Application uptime is typically defined as a percentage of time application has been available and performing within expectations, i.e. with response times below predefined thresholds. Application downtime may be caused by factors such as:
- hardware failures
- software bugs
- application load exceeding system capacity
Managing uptime involves preventing downtime events from occurring, and if they do occur recovering from them in a timely manner. Methods for increasing uptime involve:
- infrastructure redundancy, duplicating (at a minimum) all infrastructure components
- load balancing of components which can handle a subset of the application load, e.g. application servers
- automatic or manual failover of components which are single points of failure, such as a master SQL database server
- multiple, geographically distributed data centers to handle disaster scenarios
- frequent backups and ability to restore backups rapidly
- ability to replace failed components quickly
- application architected for scalability
- ability to add hardware when needed
Many of these are very easy to accomplish in cloud deployments, in many cases easier and less expensive than when using alternatives such as managed hosting or building your own data center. When running application on EC2 you can easily:
- implement server redundancy and load balacing
- rapidly replace or add more servers – manually or automatically
- configure infrastructure to be distributed across multiple zones and regions
- frequently backup data to S3
Cloud deployments also have some challenges:
- cloud servers are more fragile than dedicated servers
- when they go down any data stored locally is gone
- many failover techniques are not available. For example one of the common ways of managing a MySQL database uptime is setting up a cluster using DRBD and Hartbeat. You simply cannot implement this on EC2.
You can architect solutions around challenges 1 and 2 above.
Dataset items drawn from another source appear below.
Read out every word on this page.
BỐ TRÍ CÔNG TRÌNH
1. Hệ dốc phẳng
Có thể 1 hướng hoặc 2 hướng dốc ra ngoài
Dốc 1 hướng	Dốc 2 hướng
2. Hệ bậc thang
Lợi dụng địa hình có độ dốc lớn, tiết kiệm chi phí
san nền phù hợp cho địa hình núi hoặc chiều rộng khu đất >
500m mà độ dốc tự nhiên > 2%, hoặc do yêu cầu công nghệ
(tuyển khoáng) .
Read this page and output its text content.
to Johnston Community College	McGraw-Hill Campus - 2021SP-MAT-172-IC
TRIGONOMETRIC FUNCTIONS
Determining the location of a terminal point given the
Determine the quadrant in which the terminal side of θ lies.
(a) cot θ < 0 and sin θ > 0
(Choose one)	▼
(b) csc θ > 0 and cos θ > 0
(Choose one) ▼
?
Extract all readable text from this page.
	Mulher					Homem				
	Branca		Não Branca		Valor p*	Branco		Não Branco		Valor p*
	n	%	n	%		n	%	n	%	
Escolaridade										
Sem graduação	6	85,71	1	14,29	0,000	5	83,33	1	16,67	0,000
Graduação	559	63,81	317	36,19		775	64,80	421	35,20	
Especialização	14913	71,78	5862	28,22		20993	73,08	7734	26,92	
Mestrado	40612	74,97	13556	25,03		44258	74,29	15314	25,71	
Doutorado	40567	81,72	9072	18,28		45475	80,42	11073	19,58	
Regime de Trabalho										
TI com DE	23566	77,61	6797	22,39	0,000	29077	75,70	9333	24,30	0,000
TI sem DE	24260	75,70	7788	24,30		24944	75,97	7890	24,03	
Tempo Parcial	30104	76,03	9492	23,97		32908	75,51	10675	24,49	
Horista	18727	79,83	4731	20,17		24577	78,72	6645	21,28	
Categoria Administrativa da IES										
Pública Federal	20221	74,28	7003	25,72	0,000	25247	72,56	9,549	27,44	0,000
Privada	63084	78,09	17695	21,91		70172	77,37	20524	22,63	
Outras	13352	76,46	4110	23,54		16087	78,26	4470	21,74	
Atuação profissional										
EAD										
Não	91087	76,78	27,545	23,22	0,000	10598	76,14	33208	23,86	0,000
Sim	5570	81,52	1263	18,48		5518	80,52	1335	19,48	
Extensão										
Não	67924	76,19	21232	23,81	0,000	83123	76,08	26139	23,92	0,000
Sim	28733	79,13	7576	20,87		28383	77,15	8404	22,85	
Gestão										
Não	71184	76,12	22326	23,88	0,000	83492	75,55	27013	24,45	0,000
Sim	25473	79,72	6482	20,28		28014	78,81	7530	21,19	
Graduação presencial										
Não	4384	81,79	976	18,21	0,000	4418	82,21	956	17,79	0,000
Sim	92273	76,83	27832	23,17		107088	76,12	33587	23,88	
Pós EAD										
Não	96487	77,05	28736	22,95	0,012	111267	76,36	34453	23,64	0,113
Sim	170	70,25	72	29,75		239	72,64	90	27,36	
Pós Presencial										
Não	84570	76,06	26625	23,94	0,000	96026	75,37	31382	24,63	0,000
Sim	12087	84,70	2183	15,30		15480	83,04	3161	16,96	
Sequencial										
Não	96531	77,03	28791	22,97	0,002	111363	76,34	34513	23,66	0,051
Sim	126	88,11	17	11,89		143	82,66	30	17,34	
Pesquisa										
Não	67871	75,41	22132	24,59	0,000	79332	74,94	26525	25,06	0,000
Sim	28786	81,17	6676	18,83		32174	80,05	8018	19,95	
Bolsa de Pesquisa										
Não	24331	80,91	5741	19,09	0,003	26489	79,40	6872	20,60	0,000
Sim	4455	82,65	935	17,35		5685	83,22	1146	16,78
Limited automatic failover options can create a problem for applications with a very high uptime requirements.
We are working with RightScale and following a fairly standard web architecture outlined in the diagram below.
All servers are duplicated across two availability zones. Application servers are set up to automatically scale up and down depending on the load. Database is replicated and backed up frequently.
Impact of the various failure scenarios, with this architecture in place, is outlined below:
|Application server||None||Launch new server.||None|
|Memcached server||Performance degradation||Launch new server.||None|
|Database slave||None||Launch new server.||None|
|Database master||Application down||Promote slave to master. Launch new database slave server.||< 5 min|
|Load balancer||We are using round-robin DNS load balancing. Application will appear down to 50% of the traffic.||Launch new server.||< 15 min|
|Entire zone||This is equivalent to loosing a load balancer and a database server.||Promote slave to master (if the master is down). Launch new servers.||< 15 min|
What this architecture does not handle is a simultaneous failure of both zones or the entire region. It could be improved by:
- running servers in more than 2 zones
- setting up servers in an alternative region and data replication to that region
- configuring a disaster recovery site on an alternative cloud
You can find descriptions of even more robust architectures in post such as Lessons Netflix Learned from the AWS Outage and Why Twilio Wasn’t Affected by Today’s AWS Issues. The tradeoffs are better uptime at a higher engineering cost.
Architecting for uptime is not about maximizing uptime. It is about finding a right balance between the business costs of downtime, acceptable level of risk and engineering costs of reducing the downtime risks. For some applications, with a very high uptime requirements, cloud may not be the right solution. For many applications, you can meet uptime requirements on EC2 with a level of effort, timelines and costs which are hard to match by the alternatives.